Marc Comeau visera le coeur de la cible aux Jeux Invictus

Le prince Harry, membre de la famille royale britannique, a eu une idée de génie en 2014.

Dans l’optique de suivre les traces de sa mère, Lady Diana, reconnue pour ses prises de position fermes en faveur des causes humanitaires, l’homme d’État a décidé de mettre sur pieds les Jeux Invictus.

Cet événement se veut un grand rassemblement sportif à l’échelle internationale qui a pour but d’inspirer et de motiver les militaires et anciens combattants blessés qui sont sur le chemin de la guérison autant physique que mentale à travers des sports adaptés.

Après avoir été présenté à Orlando, en Floride, l’an dernier, les Jeux seront tenus à Toronto à compter du 23 septembre.

Au sein du groupe de 90 athlètes qui représenteront le Canada, il sera possible de voir l’Acadien Marc Comeau, originaire de Tracadie. Celui-ci a d’ailleurs été sélectionné parmi plus de 350 candidatures grâce, notamment, à l’aide du programme Sans limites.
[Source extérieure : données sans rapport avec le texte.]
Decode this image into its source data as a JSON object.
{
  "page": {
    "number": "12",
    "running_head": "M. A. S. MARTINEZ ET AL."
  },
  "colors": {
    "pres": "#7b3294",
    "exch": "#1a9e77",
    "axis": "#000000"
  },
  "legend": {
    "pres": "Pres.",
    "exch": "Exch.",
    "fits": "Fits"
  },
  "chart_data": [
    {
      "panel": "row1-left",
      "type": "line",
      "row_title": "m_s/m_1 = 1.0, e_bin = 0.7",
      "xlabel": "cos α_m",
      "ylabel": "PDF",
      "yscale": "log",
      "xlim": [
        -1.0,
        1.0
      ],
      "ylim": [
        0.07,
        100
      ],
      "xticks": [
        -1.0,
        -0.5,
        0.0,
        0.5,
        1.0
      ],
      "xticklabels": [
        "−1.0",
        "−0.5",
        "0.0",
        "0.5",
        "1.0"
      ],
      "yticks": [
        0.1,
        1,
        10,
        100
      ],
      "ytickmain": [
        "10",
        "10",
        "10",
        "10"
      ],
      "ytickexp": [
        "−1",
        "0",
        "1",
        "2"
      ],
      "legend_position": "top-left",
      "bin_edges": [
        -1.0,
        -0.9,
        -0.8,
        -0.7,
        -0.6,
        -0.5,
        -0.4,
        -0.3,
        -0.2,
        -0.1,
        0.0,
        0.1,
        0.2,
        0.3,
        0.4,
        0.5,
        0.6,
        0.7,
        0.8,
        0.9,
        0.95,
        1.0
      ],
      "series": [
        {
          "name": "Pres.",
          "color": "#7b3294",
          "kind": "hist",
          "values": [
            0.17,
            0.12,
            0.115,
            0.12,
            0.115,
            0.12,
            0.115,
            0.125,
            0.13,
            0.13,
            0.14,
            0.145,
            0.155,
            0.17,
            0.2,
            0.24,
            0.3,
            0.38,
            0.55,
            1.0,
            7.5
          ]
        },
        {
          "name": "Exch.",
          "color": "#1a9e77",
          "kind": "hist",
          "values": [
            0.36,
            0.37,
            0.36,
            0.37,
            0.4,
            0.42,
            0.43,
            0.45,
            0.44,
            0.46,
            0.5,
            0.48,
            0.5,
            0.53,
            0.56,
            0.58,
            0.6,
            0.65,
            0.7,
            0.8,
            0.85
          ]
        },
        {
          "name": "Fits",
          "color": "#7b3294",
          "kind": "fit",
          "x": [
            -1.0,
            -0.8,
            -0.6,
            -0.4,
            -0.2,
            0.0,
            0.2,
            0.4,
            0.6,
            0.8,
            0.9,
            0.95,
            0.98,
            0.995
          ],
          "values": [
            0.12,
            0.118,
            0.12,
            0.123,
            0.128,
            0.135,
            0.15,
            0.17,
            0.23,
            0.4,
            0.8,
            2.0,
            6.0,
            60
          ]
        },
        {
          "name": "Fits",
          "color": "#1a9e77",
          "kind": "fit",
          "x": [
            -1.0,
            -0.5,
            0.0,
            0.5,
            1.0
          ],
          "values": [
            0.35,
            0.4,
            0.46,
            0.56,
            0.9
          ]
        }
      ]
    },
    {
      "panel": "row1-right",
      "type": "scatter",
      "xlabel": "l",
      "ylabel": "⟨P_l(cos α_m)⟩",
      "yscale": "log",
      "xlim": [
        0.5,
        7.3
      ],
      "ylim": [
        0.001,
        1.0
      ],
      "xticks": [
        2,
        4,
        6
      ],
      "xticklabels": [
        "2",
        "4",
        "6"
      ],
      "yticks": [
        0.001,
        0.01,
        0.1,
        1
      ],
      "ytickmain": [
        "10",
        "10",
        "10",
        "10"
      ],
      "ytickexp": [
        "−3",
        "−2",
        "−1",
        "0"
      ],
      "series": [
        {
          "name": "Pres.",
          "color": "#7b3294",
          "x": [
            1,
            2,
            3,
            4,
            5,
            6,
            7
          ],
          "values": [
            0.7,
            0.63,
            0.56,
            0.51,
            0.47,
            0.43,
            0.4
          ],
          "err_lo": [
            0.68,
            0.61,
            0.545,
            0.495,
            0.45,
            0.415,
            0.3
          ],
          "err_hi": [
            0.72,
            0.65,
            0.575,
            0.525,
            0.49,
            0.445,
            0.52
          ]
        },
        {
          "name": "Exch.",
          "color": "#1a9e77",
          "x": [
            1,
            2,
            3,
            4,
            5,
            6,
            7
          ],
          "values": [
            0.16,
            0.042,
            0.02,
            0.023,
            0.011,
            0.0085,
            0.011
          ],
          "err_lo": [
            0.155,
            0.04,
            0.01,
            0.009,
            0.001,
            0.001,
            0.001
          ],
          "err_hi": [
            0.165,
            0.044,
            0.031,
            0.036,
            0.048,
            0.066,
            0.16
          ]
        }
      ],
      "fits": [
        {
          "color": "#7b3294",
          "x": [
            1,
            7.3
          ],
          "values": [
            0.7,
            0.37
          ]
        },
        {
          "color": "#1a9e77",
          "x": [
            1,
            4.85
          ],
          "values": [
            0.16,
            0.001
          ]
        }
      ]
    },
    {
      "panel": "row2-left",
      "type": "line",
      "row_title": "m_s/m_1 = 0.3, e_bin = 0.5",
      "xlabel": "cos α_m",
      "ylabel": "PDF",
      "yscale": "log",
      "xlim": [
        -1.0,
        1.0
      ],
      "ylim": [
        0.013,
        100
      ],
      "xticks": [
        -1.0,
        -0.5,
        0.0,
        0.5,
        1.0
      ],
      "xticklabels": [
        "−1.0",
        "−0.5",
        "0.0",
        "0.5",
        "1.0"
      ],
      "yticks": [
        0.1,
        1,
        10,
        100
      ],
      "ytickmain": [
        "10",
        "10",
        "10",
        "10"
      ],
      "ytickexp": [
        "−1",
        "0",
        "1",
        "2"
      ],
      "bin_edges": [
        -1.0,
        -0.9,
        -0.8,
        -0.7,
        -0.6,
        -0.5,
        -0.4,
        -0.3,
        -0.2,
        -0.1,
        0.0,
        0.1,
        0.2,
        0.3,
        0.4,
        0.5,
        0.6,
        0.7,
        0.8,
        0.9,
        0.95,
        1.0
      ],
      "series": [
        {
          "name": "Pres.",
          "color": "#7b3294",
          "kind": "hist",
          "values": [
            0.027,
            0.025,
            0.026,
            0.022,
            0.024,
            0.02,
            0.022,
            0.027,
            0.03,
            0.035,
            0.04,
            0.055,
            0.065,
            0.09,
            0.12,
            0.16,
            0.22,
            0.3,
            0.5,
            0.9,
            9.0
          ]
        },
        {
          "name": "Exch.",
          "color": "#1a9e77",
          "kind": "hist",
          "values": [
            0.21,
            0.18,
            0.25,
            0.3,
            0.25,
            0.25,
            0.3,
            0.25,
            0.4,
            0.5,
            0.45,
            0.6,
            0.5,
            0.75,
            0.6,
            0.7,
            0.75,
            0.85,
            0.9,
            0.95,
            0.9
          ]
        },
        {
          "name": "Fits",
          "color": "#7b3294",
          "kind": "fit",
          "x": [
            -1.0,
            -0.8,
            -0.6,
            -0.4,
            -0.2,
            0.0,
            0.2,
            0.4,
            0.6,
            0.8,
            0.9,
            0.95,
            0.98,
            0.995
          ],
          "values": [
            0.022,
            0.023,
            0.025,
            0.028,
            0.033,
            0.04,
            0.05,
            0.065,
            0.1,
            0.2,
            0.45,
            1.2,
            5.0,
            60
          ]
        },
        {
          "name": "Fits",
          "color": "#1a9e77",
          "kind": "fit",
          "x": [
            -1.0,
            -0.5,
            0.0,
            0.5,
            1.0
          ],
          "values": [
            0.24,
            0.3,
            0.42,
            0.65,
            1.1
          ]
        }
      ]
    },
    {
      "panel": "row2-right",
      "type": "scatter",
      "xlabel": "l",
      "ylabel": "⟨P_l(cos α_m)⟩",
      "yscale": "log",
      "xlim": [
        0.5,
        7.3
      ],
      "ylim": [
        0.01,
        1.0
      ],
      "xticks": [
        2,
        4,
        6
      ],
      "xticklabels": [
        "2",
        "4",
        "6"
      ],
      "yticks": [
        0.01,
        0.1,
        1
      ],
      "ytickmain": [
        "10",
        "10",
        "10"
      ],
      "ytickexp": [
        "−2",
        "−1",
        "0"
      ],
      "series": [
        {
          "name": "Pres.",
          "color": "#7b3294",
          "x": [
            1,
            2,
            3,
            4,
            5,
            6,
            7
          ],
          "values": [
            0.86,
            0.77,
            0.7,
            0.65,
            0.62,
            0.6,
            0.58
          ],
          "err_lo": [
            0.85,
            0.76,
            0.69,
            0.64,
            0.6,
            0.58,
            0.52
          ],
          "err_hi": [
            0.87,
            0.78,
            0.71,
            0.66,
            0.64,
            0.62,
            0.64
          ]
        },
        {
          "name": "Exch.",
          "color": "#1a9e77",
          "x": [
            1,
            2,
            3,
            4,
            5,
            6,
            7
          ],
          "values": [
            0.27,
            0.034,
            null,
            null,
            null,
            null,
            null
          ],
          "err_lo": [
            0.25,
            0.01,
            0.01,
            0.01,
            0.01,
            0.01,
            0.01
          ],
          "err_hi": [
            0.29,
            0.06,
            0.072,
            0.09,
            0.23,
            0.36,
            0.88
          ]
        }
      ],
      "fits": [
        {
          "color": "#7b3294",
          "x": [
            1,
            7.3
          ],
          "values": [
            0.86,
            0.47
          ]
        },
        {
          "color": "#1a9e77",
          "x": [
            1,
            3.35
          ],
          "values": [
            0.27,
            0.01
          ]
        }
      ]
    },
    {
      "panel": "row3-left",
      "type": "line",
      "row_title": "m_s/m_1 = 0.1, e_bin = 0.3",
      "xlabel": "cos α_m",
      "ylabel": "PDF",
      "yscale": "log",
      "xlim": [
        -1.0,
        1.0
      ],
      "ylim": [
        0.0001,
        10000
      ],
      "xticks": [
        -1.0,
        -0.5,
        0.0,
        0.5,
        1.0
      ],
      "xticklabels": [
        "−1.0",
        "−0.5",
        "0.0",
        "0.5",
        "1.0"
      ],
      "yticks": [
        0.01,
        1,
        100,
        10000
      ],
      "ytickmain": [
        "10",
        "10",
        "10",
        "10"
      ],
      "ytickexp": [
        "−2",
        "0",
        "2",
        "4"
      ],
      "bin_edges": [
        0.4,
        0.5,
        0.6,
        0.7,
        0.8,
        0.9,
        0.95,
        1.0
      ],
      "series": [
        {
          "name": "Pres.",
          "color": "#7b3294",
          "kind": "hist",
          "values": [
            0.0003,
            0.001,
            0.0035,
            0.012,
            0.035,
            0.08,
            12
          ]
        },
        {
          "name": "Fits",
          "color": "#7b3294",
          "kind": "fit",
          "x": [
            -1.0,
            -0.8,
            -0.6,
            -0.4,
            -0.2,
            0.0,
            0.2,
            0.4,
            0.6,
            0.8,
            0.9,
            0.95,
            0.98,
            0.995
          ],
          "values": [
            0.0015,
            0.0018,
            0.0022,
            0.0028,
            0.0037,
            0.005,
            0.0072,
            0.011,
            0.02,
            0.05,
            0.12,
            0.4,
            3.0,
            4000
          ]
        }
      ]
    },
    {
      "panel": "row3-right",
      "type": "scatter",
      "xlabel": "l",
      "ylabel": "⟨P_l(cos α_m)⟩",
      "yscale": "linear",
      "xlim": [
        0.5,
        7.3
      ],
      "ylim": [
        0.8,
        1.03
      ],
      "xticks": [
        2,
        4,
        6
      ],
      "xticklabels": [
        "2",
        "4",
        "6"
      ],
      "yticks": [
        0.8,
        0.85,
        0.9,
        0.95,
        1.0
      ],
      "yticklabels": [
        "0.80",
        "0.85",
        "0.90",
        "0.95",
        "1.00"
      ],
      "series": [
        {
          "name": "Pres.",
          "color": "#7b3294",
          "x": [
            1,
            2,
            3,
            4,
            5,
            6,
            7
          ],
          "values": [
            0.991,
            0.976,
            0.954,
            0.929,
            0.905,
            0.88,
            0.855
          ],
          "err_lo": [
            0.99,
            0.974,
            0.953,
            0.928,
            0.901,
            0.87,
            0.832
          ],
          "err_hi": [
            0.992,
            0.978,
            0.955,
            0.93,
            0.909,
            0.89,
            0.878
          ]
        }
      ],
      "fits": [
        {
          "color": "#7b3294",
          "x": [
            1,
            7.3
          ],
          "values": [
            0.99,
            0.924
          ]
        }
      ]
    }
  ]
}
L’homme âgé de 51 ans est pour le moins fier d’avoir la chance de représenter non seulement son pays, mais aussi sa province. Pour sa première participation, il prendra part à l’épreuve du tir à l’arc.

«C’est un rêve. Je ne le réalisais pas au début, mais après un bout j’ai commencé à concevoir que c’est gros. On parle de 17 pays en action et ce sont tous des gens qui sont dans la même situation que moi. C’était mon but, dans cette participation, de me mettre dans la tête que je ne suis pas seul.»

Jugé invalide en raison de problèmes chroniques au dos, Marc Comeau n’a eu d’autres choix que de quitter son poste d’ingénieur de combat au sein des Forces armées canadiennes, qu’il occupait depuis 22 ans, en mai 2010.

La malchance s’est acharnée sur cet homme une fois de plus en 2014, alors qu’il a été victime d’un accident de la route. Ce choc a eu un effet dévastateur pour le principal intéressé.

«J’ai eu cet accident en me dirigeant au travail le matin. Cette mésaventure a déclenché chez moi un choc post-traumatique. J’ai toutefois reçu le diagnostic un an plus tard, après avoir vécu de nombreux moments difficiles. J’ai compris que l’accident d’auto a été l’élément déclencheur, mais tout est relié à mes trois déploiements en Bosnie en temps de guerre de 1992 à 1995.»

Selon lui, les Jeux Invictus ont des effets thérapeutiques pour les athlètes qui, tout comme lui, tentent de se rétablir de leurs blessures antérieures.

«Les personnes qui sont touchées par ces blessures, surtout le choc post-traumatique, sont portées à se refermer sur elles-mêmes. Ces Jeux nous encouragent à sortir de la maison, à rencontrer des gens et à pratiquer un sport. Voilà pourquoi il est important de sensibiliser la population à cet événement.»

Quant à ses objectifs en termes de performance,Marc Comeau souhaite évidemment être en mesure de bien performer et d’atteindre un podium. Cependant, ce n’est pas ce qui compte le plus pour l’Acadien.

«Je te mentirais si je disais que je ne veux pas une médaille. Après tout, tout le monde va dans une compétition pour gagner quelque chose. Toutefois, juste le fait d’être sur place et de compétitionner avec mes frères et sœurs d’armes, c’est assez pour moi. Dans les forces armées canadiennes, nous sommes une grande famille et ça me manquait dans mon quotidien de ne plus me retrouver avec eux.»